Description
Is your feature request related to a problem? Please describe.
Currently, overriding config can be done through an args_file
argument pointing to a json/yaml provided to the run
script. However, it only merges configs at the base level, and to override nested structures, the #
format must be used.
Example,
monai.bundle.run("", **{
"args_file": "./config2.json",
"config_file": "./config1.json",
})
```
config1.json
```
{
"trainer":
{
"max_epochs": 5
}
}
```
config2.json
```
{
"trainer#devices": 1
}
This gives the output,
[{'_meta_': {}, 'trainer': {'max_epochs': 5, 'devices': 1}}]

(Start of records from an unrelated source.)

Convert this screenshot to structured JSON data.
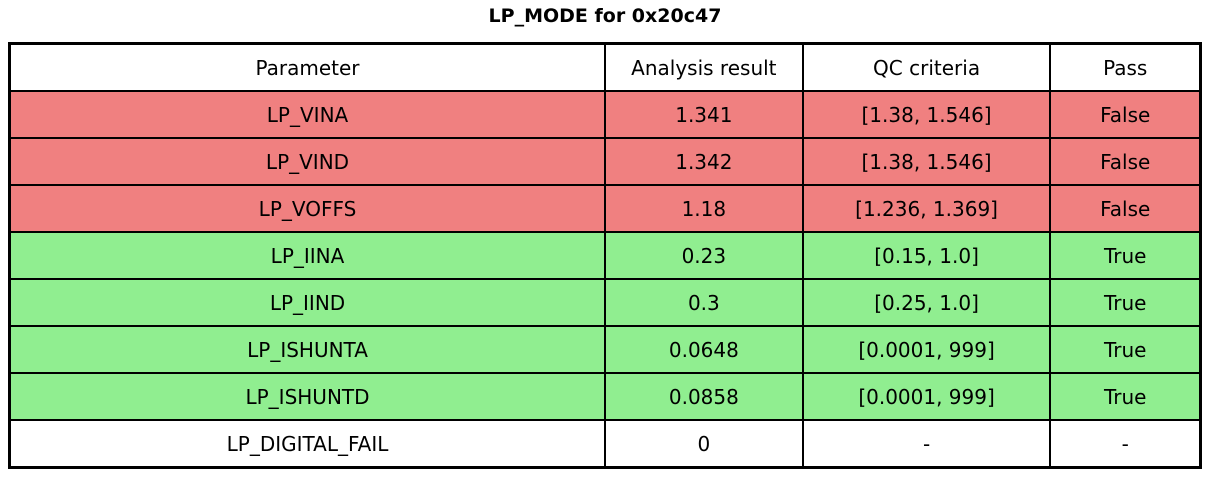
{
  "title": "LP_MODE for 0x20c47",
  "table": {
    "headers": {
      "parameter": "Parameter",
      "result": "Analysis result",
      "criteria": "QC criteria",
      "pass": "Pass"
    },
    "rows": [
      {
        "parameter": "LP_VINA",
        "result": "1.341",
        "criteria": "[1.38, 1.546]",
        "pass": "False",
        "status": "fail"
      },
      {
        "parameter": "LP_VIND",
        "result": "1.342",
        "criteria": "[1.38, 1.546]",
        "pass": "False",
        "status": "fail"
      },
      {
        "parameter": "LP_VOFFS",
        "result": "1.18",
        "criteria": "[1.236, 1.369]",
        "pass": "False",
        "status": "fail"
      },
      {
        "parameter": "LP_IINA",
        "result": "0.23",
        "criteria": "[0.15, 1.0]",
        "pass": "True",
        "status": "pass"
      },
      {
        "parameter": "LP_IIND",
        "result": "0.3",
        "criteria": "[0.25, 1.0]",
        "pass": "True",
        "status": "pass"
      },
      {
        "parameter": "LP_ISHUNTA",
        "result": "0.0648",
        "criteria": "[0.0001, 999]",
        "pass": "True",
        "status": "pass"
      },
      {
        "parameter": "LP_ISHUNTD",
        "result": "0.0858",
        "criteria": "[0.0001, 999]",
        "pass": "True",
        "status": "pass"
      },
      {
        "parameter": "LP_DIGITAL_FAIL",
        "result": "0",
        "criteria": "-",
        "pass": "-",
        "status": "neutral"
      }
    ]
  },
  "colors": {
    "fail_row": "#f08080",
    "pass_row": "#90ee90",
    "neutral_row": "#ffffff",
    "border": "#000000"
  },
  "chart_data": {
    "type": "table",
    "title": "LP_MODE for 0x20c47",
    "columns": [
      "Parameter",
      "Analysis result",
      "QC criteria",
      "Pass"
    ],
    "rows": [
      [
        "LP_VINA",
        "1.341",
        "[1.38, 1.546]",
        "False"
      ],
      [
        "LP_VIND",
        "1.342",
        "[1.38, 1.546]",
        "False"
      ],
      [
        "LP_VOFFS",
        "1.18",
        "[1.236, 1.369]",
        "False"
      ],
      [
        "LP_IINA",
        "0.23",
        "[0.15, 1.0]",
        "True"
      ],
      [
        "LP_IIND",
        "0.3",
        "[0.25, 1.0]",
        "True"
      ],
      [
        "LP_ISHUNTA",
        "0.0648",
        "[0.0001, 999]",
        "True"
      ],
      [
        "LP_ISHUNTD",
        "0.0858",
        "[0.0001, 999]",
        "True"
      ],
      [
        "LP_DIGITAL_FAIL",
        "0",
        "-",
        "-"
      ]
    ],
    "row_status": [
      "fail",
      "fail",
      "fail",
      "pass",
      "pass",
      "pass",
      "pass",
      "neutral"
    ],
    "legend_position": "none",
    "grid": true
  }
}
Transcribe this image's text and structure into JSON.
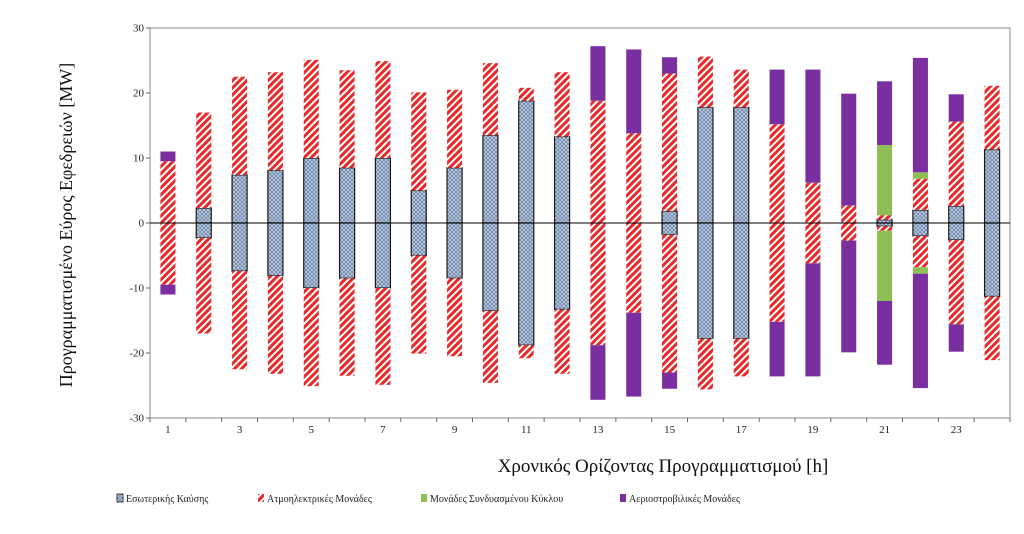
{
  "chart_data": {
    "type": "bar",
    "subtype": "stacked-range",
    "title": "",
    "xlabel": "Χρονικός Ορίζοντας Προγραμματισμού [h]",
    "ylabel": "Προγραμματισμένο Εύρος Εφεδρειών [MW]",
    "ylim": [
      -30,
      30
    ],
    "yticks": [
      30,
      20,
      10,
      0,
      -10,
      -20,
      -30
    ],
    "x": [
      1,
      2,
      3,
      4,
      5,
      6,
      7,
      8,
      9,
      10,
      11,
      12,
      13,
      14,
      15,
      16,
      17,
      18,
      19,
      20,
      21,
      22,
      23,
      24
    ],
    "xtick_labels": [
      "1",
      "3",
      "5",
      "7",
      "9",
      "11",
      "13",
      "15",
      "17",
      "19",
      "21",
      "23"
    ],
    "grid": false,
    "legend_position": "bottom",
    "symmetric": true,
    "series": [
      {
        "name": "Εσωτερικής Καύσης",
        "color": "#b7c9e2",
        "pattern": "crosshatch",
        "values": [
          0,
          2.3,
          7.4,
          8.1,
          10.0,
          8.5,
          10.0,
          5.0,
          8.5,
          13.5,
          18.8,
          13.3,
          0,
          0,
          1.8,
          17.8,
          17.8,
          0,
          0,
          0,
          0.5,
          2.0,
          2.6,
          11.3
        ]
      },
      {
        "name": "Ατμοηλεκτρικές Μονάδες",
        "color": "#e8292a",
        "pattern": "diagonal",
        "values": [
          9.5,
          14.7,
          15.1,
          15.1,
          15.1,
          15.0,
          14.9,
          15.1,
          12.0,
          11.1,
          2.0,
          9.9,
          18.8,
          13.8,
          21.2,
          7.8,
          5.8,
          15.2,
          6.2,
          2.7,
          0.7,
          4.8,
          13.0,
          9.8
        ]
      },
      {
        "name": "Μονάδες Συνδυασμένου Κύκλου",
        "color": "#8fbe55",
        "pattern": "solid",
        "values": [
          0,
          0,
          0,
          0,
          0,
          0,
          0,
          0,
          0,
          0,
          0,
          0,
          0,
          0,
          0,
          0,
          0,
          0,
          0,
          0,
          10.8,
          1.0,
          0,
          0
        ]
      },
      {
        "name": "Αεριοστροβιλικές Μονάδες",
        "color": "#7a2fa0",
        "pattern": "solid",
        "values": [
          1.5,
          0,
          0,
          0,
          0,
          0,
          0,
          0,
          0,
          0,
          0,
          0,
          8.4,
          12.9,
          2.5,
          0,
          0,
          8.4,
          17.4,
          17.2,
          9.8,
          17.6,
          4.2,
          0
        ]
      }
    ]
  }
}
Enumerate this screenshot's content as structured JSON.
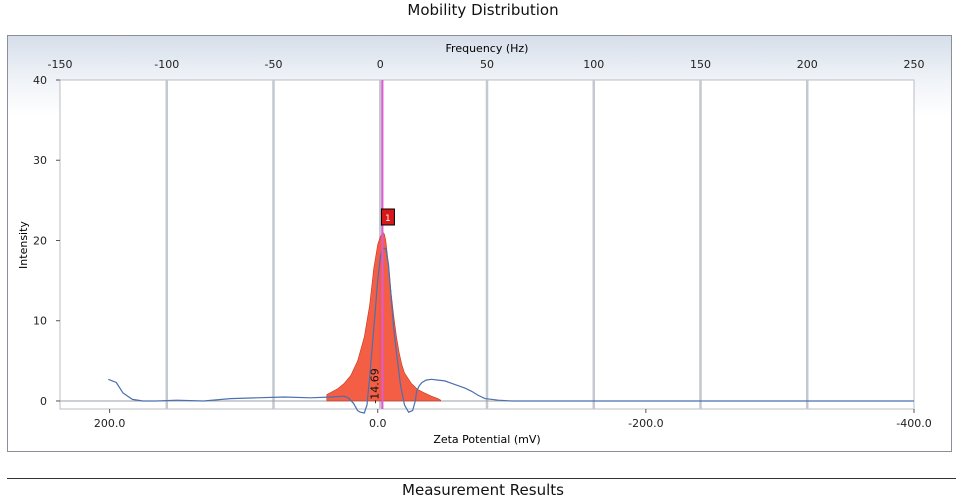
{
  "page": {
    "title": "Mobility Distribution",
    "section_title": "Measurement Results"
  },
  "colors": {
    "curve": "#4a70b0",
    "peak_fill": "#f2553b",
    "marker_line": "#e05ad0",
    "grid": "#c4c8d0",
    "badge": "#d81818"
  },
  "chart_data": {
    "type": "area",
    "top_axis": {
      "label": "Frequency (Hz)",
      "range": [
        -150,
        250
      ],
      "ticks": [
        -150,
        -100,
        -50,
        0,
        50,
        100,
        150,
        200,
        250
      ],
      "tick_labels": [
        "-150",
        "-100",
        "-50",
        "0",
        "50",
        "100",
        "150",
        "200",
        "250"
      ]
    },
    "x_axis": {
      "label": "Zeta Potential (mV)",
      "range": [
        237,
        -400
      ],
      "ticks": [
        200,
        0,
        -200,
        -400
      ],
      "tick_labels": [
        "200.0",
        "0.0",
        "-200.0",
        "-400.0"
      ]
    },
    "y_axis": {
      "label": "Intensity",
      "range": [
        -1,
        40
      ],
      "ticks": [
        0,
        10,
        20,
        30,
        40
      ],
      "tick_labels": [
        "0",
        "10",
        "20",
        "30",
        "40"
      ]
    },
    "grid": "vertical",
    "series": [
      {
        "style": "line",
        "x": [
          201,
          195,
          190,
          183,
          175,
          165,
          150,
          130,
          110,
          90,
          70,
          50,
          35,
          25,
          22,
          18,
          15,
          13,
          10,
          8,
          6,
          4,
          2,
          0,
          -2,
          -4,
          -6,
          -8,
          -10,
          -12,
          -14,
          -17,
          -20,
          -23,
          -26,
          -28,
          -29,
          -31,
          -33,
          -36,
          -40,
          -45,
          -50,
          -55,
          -60,
          -65,
          -70,
          -75,
          -80,
          -90,
          -100,
          -110,
          -130,
          -150,
          -180,
          -220,
          -260,
          -300,
          -340,
          -400
        ],
        "y": [
          2.7,
          2.3,
          1.0,
          0.2,
          0.0,
          0.0,
          0.1,
          0.0,
          0.3,
          0.4,
          0.5,
          0.4,
          0.5,
          0.6,
          0.4,
          -0.3,
          -1.2,
          -1.4,
          -1.5,
          -0.5,
          3.0,
          7.0,
          11.0,
          15.0,
          18.0,
          19.0,
          19.0,
          17.0,
          13.0,
          9.0,
          6.0,
          2.0,
          -0.5,
          -1.4,
          -1.2,
          0.0,
          1.2,
          1.9,
          2.3,
          2.6,
          2.7,
          2.6,
          2.5,
          2.2,
          1.9,
          1.6,
          1.2,
          0.7,
          0.3,
          0.1,
          0.0,
          0.0,
          0.0,
          0.0,
          0.0,
          0.0,
          0.0,
          0.0,
          0.0,
          0.0
        ]
      },
      {
        "style": "area",
        "x": [
          38,
          30,
          25,
          20,
          15,
          10,
          6,
          3,
          0,
          -2,
          -4,
          -5,
          -6,
          -8,
          -10,
          -12,
          -14,
          -16,
          -18,
          -20,
          -25,
          -30,
          -35,
          -40,
          -45,
          -47
        ],
        "y": [
          0.8,
          1.5,
          2.2,
          3.2,
          5.0,
          8.0,
          12.0,
          16.5,
          19.5,
          20.5,
          21.0,
          20.8,
          20.0,
          17.0,
          13.5,
          10.5,
          8.0,
          6.0,
          4.5,
          3.5,
          2.2,
          1.4,
          1.0,
          0.6,
          0.3,
          0.1
        ]
      }
    ],
    "marker": {
      "x": -3.5,
      "label": "-14.69",
      "badge": "1"
    }
  }
}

However, if the config provided to args_file
is in the same format (shown below) as the config_file
, it does not do the merge,
```
config2.json
```
{
"trainer":
{
"devices": 1
}
}
Describe the solution you'd like
It would be beneficial to have the ability to merge these two configs when they are in the same format to allow for use cases where a default config is set to have good parameter definitions, and the user only needs to define/override specific fields.
Describe alternatives you've considered
I tried specifying two of these configs as a list in this form as well,
monai.bundle.run("", **{
"config_file": ["./config1.json", "./config2.json"],
})
But it doesn't seem to handle overriding keys, although it merges non-conflicting keys.
My temporary fix
To achieve the functionality I needed, I've changed the following,
MONAI/monai/bundle/config_parser.py
Line 223 in 86c7ecd
to
def update(self, pairs: dict[str, Any]):
"""
Set the ``id`` and the corresponding config content in pairs, see also :py:meth:`__setitem__`.
For example, ``parser.update({"train#epoch": 100, "train#lr": 0.02})``
Args:
pairs: dictionary of `id` and config pairs.
"""
for k, v in pairs.items():
if isinstance(v, dict):
self.update({f'{k}#{_k}': _v for _k, _v in v.items()})
return
self[k] = v
Additional context
Ideally, it would be nice to have the ability to merge configs in the config_file
list. Is there a way to do this, and am potentially missing something?